創業期からSaaSの事業開発・グロースに携わる中で、「教科書のない状況」で意思決定を繰り返してきたため、体系的な思考を素早く手に入れる手段として書籍を重視しています。特に「マネジメント」「顧客起点」「イノベーションの拡がり方」に関心があり、ビジネス書では異業種の取り組みでも自社のビジネスドメインに応用すべく、原理原則を抽出して転用するような読み方を意識しています。

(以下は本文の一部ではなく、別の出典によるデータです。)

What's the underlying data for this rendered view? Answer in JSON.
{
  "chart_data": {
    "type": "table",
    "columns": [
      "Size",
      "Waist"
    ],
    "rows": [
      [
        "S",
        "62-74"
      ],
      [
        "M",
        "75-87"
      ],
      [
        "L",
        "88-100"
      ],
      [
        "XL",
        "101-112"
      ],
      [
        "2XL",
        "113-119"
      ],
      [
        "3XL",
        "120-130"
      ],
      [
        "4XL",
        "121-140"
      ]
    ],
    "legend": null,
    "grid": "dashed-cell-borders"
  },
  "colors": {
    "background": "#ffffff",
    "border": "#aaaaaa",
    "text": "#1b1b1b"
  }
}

漫画や小説からも顧客理解や組織マネジメントに必要な共感力・想像力を養っています。
書籍からの学びは、組織拡大期のマネジメントや事業仮説検証、部下育成、経営・事業の意思決定の再現性向上に役立っており、今後も挑戦の糧とします。
最も印象深いのは、ラクスの組織拡大期に読んだ「HIGH OUTPUT MANAGEMENT」(アンドリュー・S・グローブ著)です。マネジャーの仕事をレバレッジの視点で捉え、マネジャーの成果を自分が直接行った仕事量ではなく影響範囲の総和で測ることや、会議を意思決定プロセスとして設計すること、指標→活動の順に設計する重要性を学びました。自社の規模拡大に伴い、マネジャー層の育成を進める際にも再読し、これからも大切にしたい1冊です。

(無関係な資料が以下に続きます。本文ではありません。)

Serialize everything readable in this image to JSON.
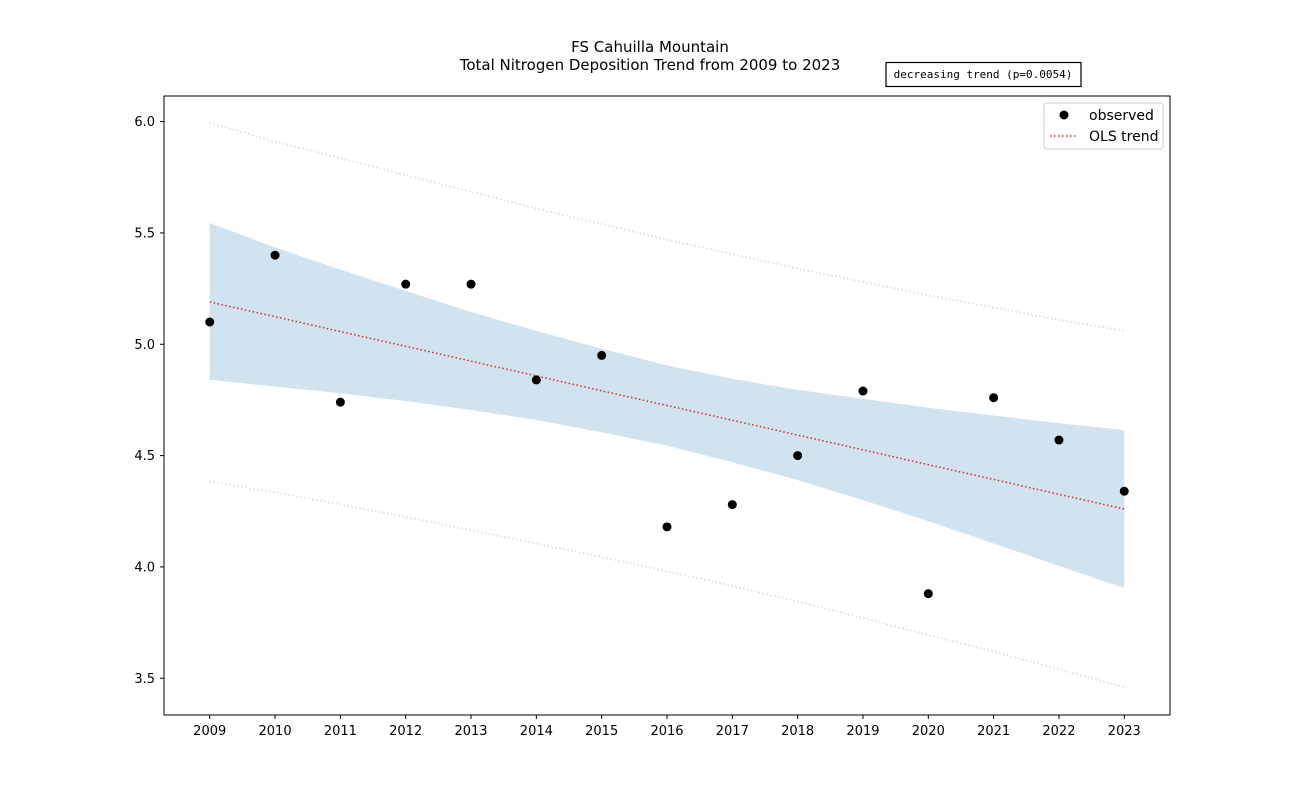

「たった一人の分析から事業は成長する 実践 顧客起点マーケティング」(西口一希著)は、製品のPMF(プロダクトマーケットフィット)前や真に顧客に必要とされる製品開発の考え方を組織に浸透させるフェーズで読みました。「特定の一人(N1)」に対する深い洞察から仮説を立てるアプローチ、顧客ターゲットをセグメント化し余白を可視化するフレームワークなどが、事業仮説検証や課題定義に極めて有効だと感じています。

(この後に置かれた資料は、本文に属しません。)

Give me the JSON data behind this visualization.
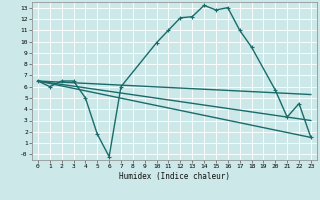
{
  "title": "",
  "xlabel": "Humidex (Indice chaleur)",
  "bg_color": "#cce8e8",
  "grid_color": "#ffffff",
  "line_color": "#1a6b6b",
  "xlim": [
    -0.5,
    23.5
  ],
  "ylim": [
    -0.5,
    13.5
  ],
  "xticks": [
    0,
    1,
    2,
    3,
    4,
    5,
    6,
    7,
    8,
    9,
    10,
    11,
    12,
    13,
    14,
    15,
    16,
    17,
    18,
    19,
    20,
    21,
    22,
    23
  ],
  "yticks": [
    0,
    1,
    2,
    3,
    4,
    5,
    6,
    7,
    8,
    9,
    10,
    11,
    12,
    13
  ],
  "ytick_labels": [
    "-0",
    "1",
    "2",
    "3",
    "4",
    "5",
    "6",
    "7",
    "8",
    "9",
    "10",
    "11",
    "12",
    "13"
  ],
  "curve1_x": [
    0,
    1,
    2,
    3,
    4,
    5,
    6,
    7,
    10,
    11,
    12,
    13,
    14,
    15,
    16,
    17,
    18,
    20,
    21,
    22,
    23
  ],
  "curve1_y": [
    6.5,
    6.0,
    6.5,
    6.5,
    5.0,
    1.8,
    -0.2,
    6.0,
    9.9,
    11.0,
    12.1,
    12.2,
    13.2,
    12.8,
    13.0,
    11.0,
    9.5,
    5.7,
    3.3,
    4.5,
    1.5
  ],
  "line2_x": [
    0,
    23
  ],
  "line2_y": [
    6.5,
    5.3
  ],
  "line3_x": [
    0,
    23
  ],
  "line3_y": [
    6.5,
    3.0
  ],
  "line4_x": [
    0,
    23
  ],
  "line4_y": [
    6.5,
    1.5
  ],
  "marker_size": 3,
  "line_width": 1.0
}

「みんなのフィードバック大全」(三村真宗著)は、フィードバックを経営・組織の基盤スキルとして体系化した実践書です。社内で部下へのフィードバックに悩むマネジャー層に対して、体系的かつ実践的な書籍を紹介したいと考えていたころに出会いました。
「注意・指摘だけでなく、望ましい行動の正の強化(ポジティブ)が生産性の母数を広げる」など、行動変容を促す伝え方やポジティブ・フィードバックの重要性を学び、社内のマネジャー層のフィードバックスキル向上につなげることができました。
1974年生まれ。大阪大学 大学院にて人工知能を研究。2001年ラクス入社。ラクスの中核事業を立ち上げ、グロースを経て21年取締役就任。25年7月よりCAIO(Chief AI Officer/最高AI責任者)を兼務。